Question

Calculate the enthalpy of the reaction: 2NO(g) + O₂(g) --> 2NO₂(g) given the following reactions and enthalpies of formation:

1/2 N₂(g) + O₂(g) --> NO₂(g), delta H*A = 33.2 kJ
1/2 N₂(g) + 1/2O₂(g) --> NO(g), delta H*B= 90.2 kJ

Answer 1

The enthalpy change for the reaction 2NO(g) + O₂(g) → 2NO₂(g) is calculated using given enthalpy of formations to be -114 kJ.

Step-by-step explanation:

To calculate the enthalpy of the reaction 2NO(g) + O₂(g) → 2NO₂(g), we need to use the provided reactions and their respective enthalpies of formation. We have the following data:

• ½N₂(g) + O₂(g) → NO₂(g), ΔH*A = 33.2 kJ
• ½N₂(g) + ½O₂(g) → NO(g), ΔH*B = 90.2 kJ
• N₂(g) + O₂(g) → 2NO₂(g), ΔH = 66.4 kJ

To find the enthalpy change for 2NO(g) formation, we double the second equation, as enthalpy change is extensive. This gives:

N₂(g) + O₂(g) → 2NO(g), ΔH = 2 * 90.2 kJ = 180.4 kJ.

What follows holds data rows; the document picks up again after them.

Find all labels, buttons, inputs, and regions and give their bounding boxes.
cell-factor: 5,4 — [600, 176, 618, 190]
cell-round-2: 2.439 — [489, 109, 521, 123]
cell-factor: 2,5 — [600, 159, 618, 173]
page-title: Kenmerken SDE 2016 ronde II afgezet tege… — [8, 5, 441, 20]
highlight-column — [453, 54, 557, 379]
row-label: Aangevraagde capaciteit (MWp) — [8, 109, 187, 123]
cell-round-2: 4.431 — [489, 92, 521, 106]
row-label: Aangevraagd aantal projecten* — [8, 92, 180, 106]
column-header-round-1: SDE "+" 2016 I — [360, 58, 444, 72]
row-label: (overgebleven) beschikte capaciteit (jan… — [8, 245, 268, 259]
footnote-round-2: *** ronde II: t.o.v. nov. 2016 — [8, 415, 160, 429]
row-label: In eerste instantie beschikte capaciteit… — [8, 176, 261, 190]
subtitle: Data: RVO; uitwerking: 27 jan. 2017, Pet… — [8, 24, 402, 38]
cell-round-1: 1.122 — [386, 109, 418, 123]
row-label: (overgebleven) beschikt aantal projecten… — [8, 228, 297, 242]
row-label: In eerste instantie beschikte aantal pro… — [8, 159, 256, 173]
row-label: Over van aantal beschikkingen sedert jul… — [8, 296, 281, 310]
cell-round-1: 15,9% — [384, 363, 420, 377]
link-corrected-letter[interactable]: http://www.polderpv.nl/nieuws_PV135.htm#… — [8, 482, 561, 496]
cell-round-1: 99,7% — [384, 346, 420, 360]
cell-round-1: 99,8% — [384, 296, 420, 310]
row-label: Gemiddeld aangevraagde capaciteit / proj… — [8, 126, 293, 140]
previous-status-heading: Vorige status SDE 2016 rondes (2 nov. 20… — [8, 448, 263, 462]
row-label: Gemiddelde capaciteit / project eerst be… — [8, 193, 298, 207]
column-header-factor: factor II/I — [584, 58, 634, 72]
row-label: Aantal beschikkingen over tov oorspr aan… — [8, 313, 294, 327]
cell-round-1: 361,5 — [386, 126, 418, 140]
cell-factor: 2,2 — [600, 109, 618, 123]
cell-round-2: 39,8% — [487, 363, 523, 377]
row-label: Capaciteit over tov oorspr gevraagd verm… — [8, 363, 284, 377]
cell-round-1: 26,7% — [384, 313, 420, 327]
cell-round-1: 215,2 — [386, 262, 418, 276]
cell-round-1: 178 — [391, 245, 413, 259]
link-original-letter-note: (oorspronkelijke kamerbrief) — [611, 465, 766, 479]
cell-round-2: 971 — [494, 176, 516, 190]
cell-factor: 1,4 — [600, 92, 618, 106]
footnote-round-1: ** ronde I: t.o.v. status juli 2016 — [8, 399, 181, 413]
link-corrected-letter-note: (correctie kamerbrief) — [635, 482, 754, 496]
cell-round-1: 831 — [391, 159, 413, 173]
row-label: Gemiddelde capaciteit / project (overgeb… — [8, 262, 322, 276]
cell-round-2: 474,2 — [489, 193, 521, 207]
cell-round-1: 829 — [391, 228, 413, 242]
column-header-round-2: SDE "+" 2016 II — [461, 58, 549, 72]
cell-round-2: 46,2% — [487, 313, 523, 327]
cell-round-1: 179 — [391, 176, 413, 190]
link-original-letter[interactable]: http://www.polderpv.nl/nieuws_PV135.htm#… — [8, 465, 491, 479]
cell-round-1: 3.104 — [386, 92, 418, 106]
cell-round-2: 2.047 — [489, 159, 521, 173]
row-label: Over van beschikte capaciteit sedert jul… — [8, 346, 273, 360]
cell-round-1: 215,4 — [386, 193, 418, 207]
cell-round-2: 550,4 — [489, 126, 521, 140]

We then add the enthalpy of formation for 2NO(g) with that for 2NO₂(g) and subtract the enthalpy for N₂(g) + O₂(g) → 2NO(g) to find the enthalpy of the given reaction:

ΔHreaction = ΔHformation(2NO₂) - ΔHformation(2NO) = 66.4 kJ - 180.4 kJ = -114 kJ.

Therefore, the enthalpy change for the reaction 2NO(g) + O₂(g) → 2NO₂(g) is -114 kJ.